As a young child, Ryan received treatment at the hospital in Bintulu as his mother worked in the town.
But he lost both his parents at the age of seven. After their deaths, he went to live with his grandmother, Mary, in Lubok Antu.
Now, the problem of how to continue his treatment is a constant source of concern for her.
“Ryan has been under my care since his parents passed away,” she told MalaysiaNow. “After their deaths, his case was referred to Kuching.
“Basically, he has to visit his doctor every two months for further treatment and check-ups.”
But to do this costs money that she often does not have.
While there is no charge for treatment at government hospitals, expenses mount up in various other forms, chief among which is transport.
“Even though people say public health is free, to travel to the big place needs money.”
For Ryan to reach the hospital in Kuching, he and his grandmother must travel four hours by land.
“We don’t have any transport. We depend on public transportation like buses and ‘van sapu’,” Mary said, referring to illegal or unlicensed vehicles.

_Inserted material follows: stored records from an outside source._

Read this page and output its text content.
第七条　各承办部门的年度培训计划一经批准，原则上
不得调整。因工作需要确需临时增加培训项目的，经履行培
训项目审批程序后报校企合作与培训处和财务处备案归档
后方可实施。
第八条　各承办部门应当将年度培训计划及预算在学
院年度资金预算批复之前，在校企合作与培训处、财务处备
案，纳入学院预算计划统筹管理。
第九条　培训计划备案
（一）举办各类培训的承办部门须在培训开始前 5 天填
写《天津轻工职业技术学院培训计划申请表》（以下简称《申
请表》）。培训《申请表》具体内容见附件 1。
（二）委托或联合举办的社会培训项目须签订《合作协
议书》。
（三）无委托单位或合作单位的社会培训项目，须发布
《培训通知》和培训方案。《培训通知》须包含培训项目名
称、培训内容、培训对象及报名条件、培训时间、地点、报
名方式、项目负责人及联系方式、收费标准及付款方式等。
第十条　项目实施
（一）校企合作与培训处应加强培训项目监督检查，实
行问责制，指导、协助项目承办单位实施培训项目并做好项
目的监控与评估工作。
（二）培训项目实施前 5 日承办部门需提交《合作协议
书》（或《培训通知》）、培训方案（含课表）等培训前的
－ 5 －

If they travel by bus, they must first make their way to Sri Aman in order to buy their tickets. The bus will then stop at Kuching Central, which is still far away from the hospital. In order to reach the hospital, they must take another bus. Sometimes, they might call a Grab car instead – but only if they have a little extra money that day.

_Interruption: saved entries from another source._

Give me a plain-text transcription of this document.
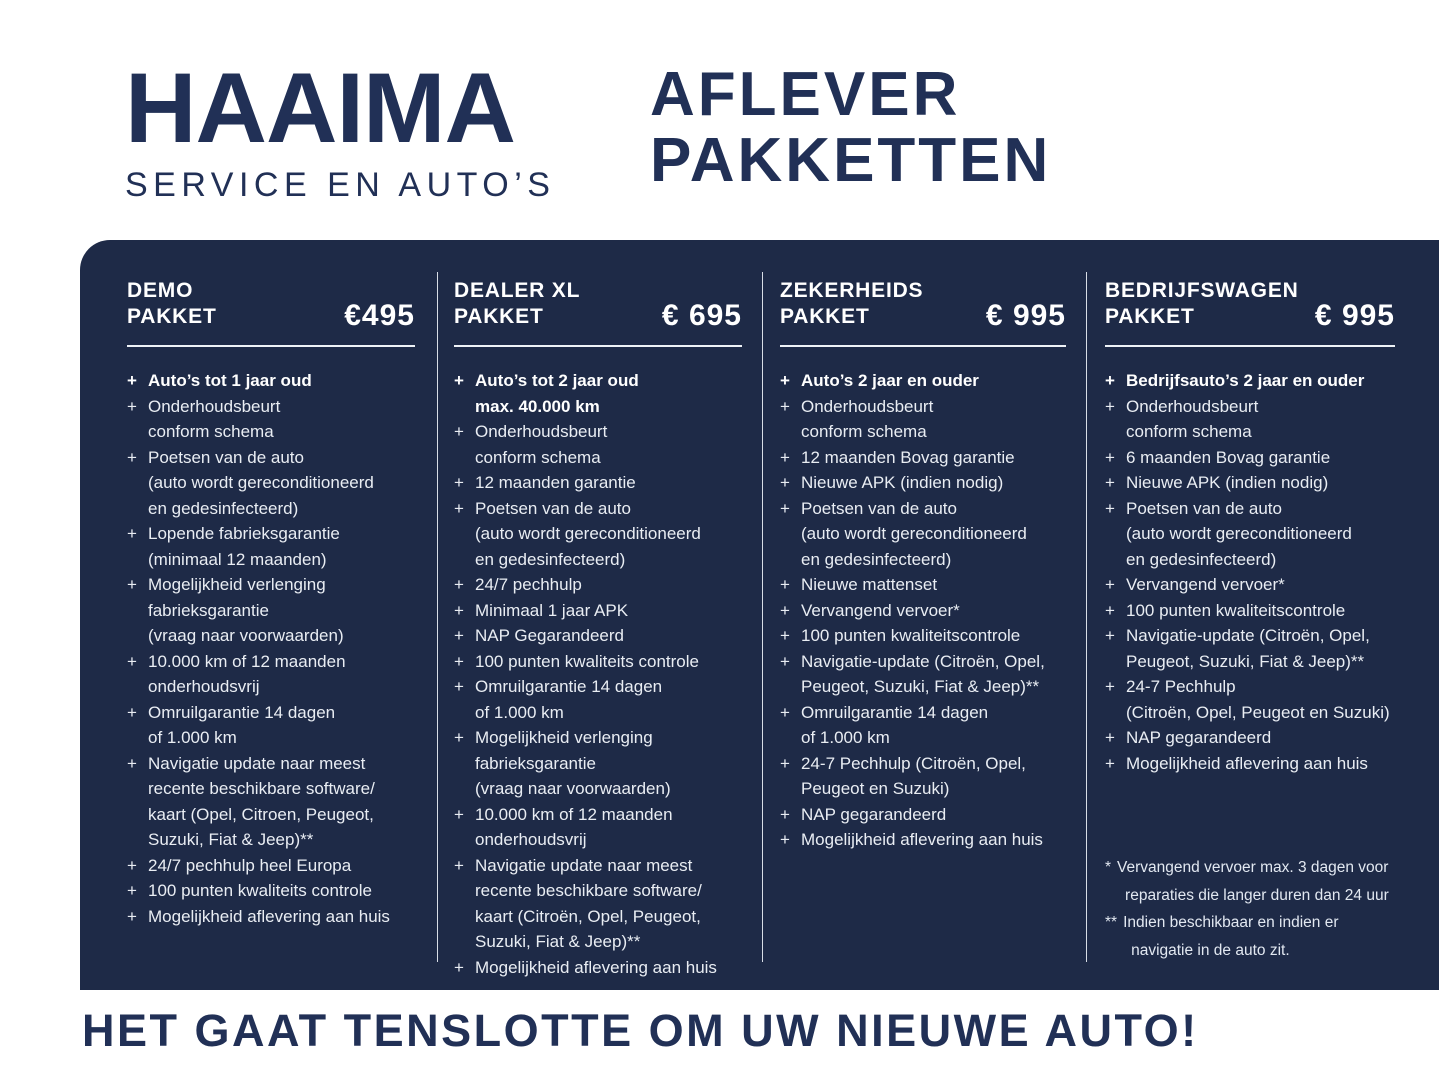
HAAIMA
SERVICE EN AUTO’S
AFLEVER
PAKKETTEN
DEMO
PAKKET	€495
+ Auto’s tot 1 jaar oud
+ Onderhoudsbeurt
conform schema
+ Poetsen van de auto
(auto wordt gereconditioneerd
en gedesinfecteerd)
+ Lopende fabrieksgarantie
(minimaal 12 maanden)
+ Mogelijkheid verlenging
fabrieksgarantie
(vraag naar voorwaarden)
+ 10.000 km of 12 maanden
onderhoudsvrij
+ Omruilgarantie 14 dagen
of 1.000 km
+ Navigatie update naar meest
recente beschikbare software/
kaart (Opel, Citroen, Peugeot,
Suzuki, Fiat & Jeep)**
+ 24/7 pechhulp heel Europa
+ 100 punten kwaliteits controle
+ Mogelijkheid aflevering aan huis
DEALER XL
PAKKET	€ 695
+ Auto’s tot 2 jaar oud
max. 40.000 km
+ Onderhoudsbeurt
conform schema
+ 12 maanden garantie
+ Poetsen van de auto
(auto wordt gereconditioneerd
en gedesinfecteerd)
+ 24/7 pechhulp
+ Minimaal 1 jaar APK
+ NAP Gegarandeerd
+ 100 punten kwaliteits controle
+ Omruilgarantie 14 dagen
of 1.000 km
+ Mogelijkheid verlenging
fabrieksgarantie
(vraag naar voorwaarden)
+ 10.000 km of 12 maanden
onderhoudsvrij
+ Navigatie update naar meest
recente beschikbare software/
kaart (Citroën, Opel, Peugeot,
Suzuki, Fiat & Jeep)**
+ Mogelijkheid aflevering aan huis
ZEKERHEIDS
PAKKET	€ 995
+ Auto’s 2 jaar en ouder
+ Onderhoudsbeurt
conform schema
+ 12 maanden Bovag garantie
+ Nieuwe APK (indien nodig)
+ Poetsen van de auto
(auto wordt gereconditioneerd
en gedesinfecteerd)
+ Nieuwe mattenset
+ Vervangend vervoer*
+ 100 punten kwaliteitscontrole
+ Navigatie-update (Citroën, Opel,
Peugeot, Suzuki, Fiat & Jeep)**
+ Omruilgarantie 14 dagen
of 1.000 km
+ 24-7 Pechhulp (Citroën, Opel,
Peugeot en Suzuki)
+ NAP gegarandeerd
+ Mogelijkheid aflevering aan huis
BEDRIJFSWAGEN
PAKKET	€ 995
+ Bedrijfsauto’s 2 jaar en ouder
+ Onderhoudsbeurt
conform schema
+ 6 maanden Bovag garantie
+ Nieuwe APK (indien nodig)
+ Poetsen van de auto
(auto wordt gereconditioneerd
en gedesinfecteerd)
+ Vervangend vervoer*
+ 100 punten kwaliteitscontrole
+ Navigatie-update (Citroën, Opel,
Peugeot, Suzuki, Fiat & Jeep)**
+ 24-7 Pechhulp
(Citroën, Opel, Peugeot en Suzuki)
+ NAP gegarandeerd
+ Mogelijkheid aflevering aan huis
* Vervangend vervoer max. 3 dagen voor
reparaties die langer duren dan 24 uur
** Indien beschikbaar en indien er
navigatie in de auto zit.
HET GAAT TENSLOTTE OM UW NIEUWE AUTO!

“You cannot access healthcare for free,” Mary said. “Even though people say public health is free, to travel to the big place” – her term for the city of Kuching – “needs money.”
“Since Covid, this has troubled us,” she added. “The cost is big.”
Such stories are nothing out of the ordinary for HIV patients who live in rural Sarawak.
Dr Yuwana Podin, an activist from the Sarawak AIDS Concern Society, said many HIV patients have been deprived of treatment due to the distribution of doctors and medical experts.
The situation is compounded by a lack of amenities which has raised the cost of healthcare facilities.
Speaking to MalaysiaNow, she said the various travel restrictions imposed since March last year have also complicated matters for patients like Ryan, who must make their way through roadblocks and police check points in order to reach the hospital.
They must also apply for permits ahead of time, which is difficult for those who live in rural areas.
“Their health check-ups might be delayed due to Covid-19,” Yuwana said.
“Whether it is temporary or not, stopping their medication could lead to a rebound of the virus, making it more difficult to control the disease.
“It is important for them to have regular follow-up treatment, check-ups and medication to keep the HIV virus suppressed and to ensure that their immune systems remain strong.”
She also urged HIV patients to register for vaccination, saying the Covid-19 virus could be “unforgiving” for such people.
But in any case, staying strong is hard for Ryan, who although still young has had to endure much since the onset of Covid-19 in the country.
“He often tells me, ‘It is better if I die’,” Mary said.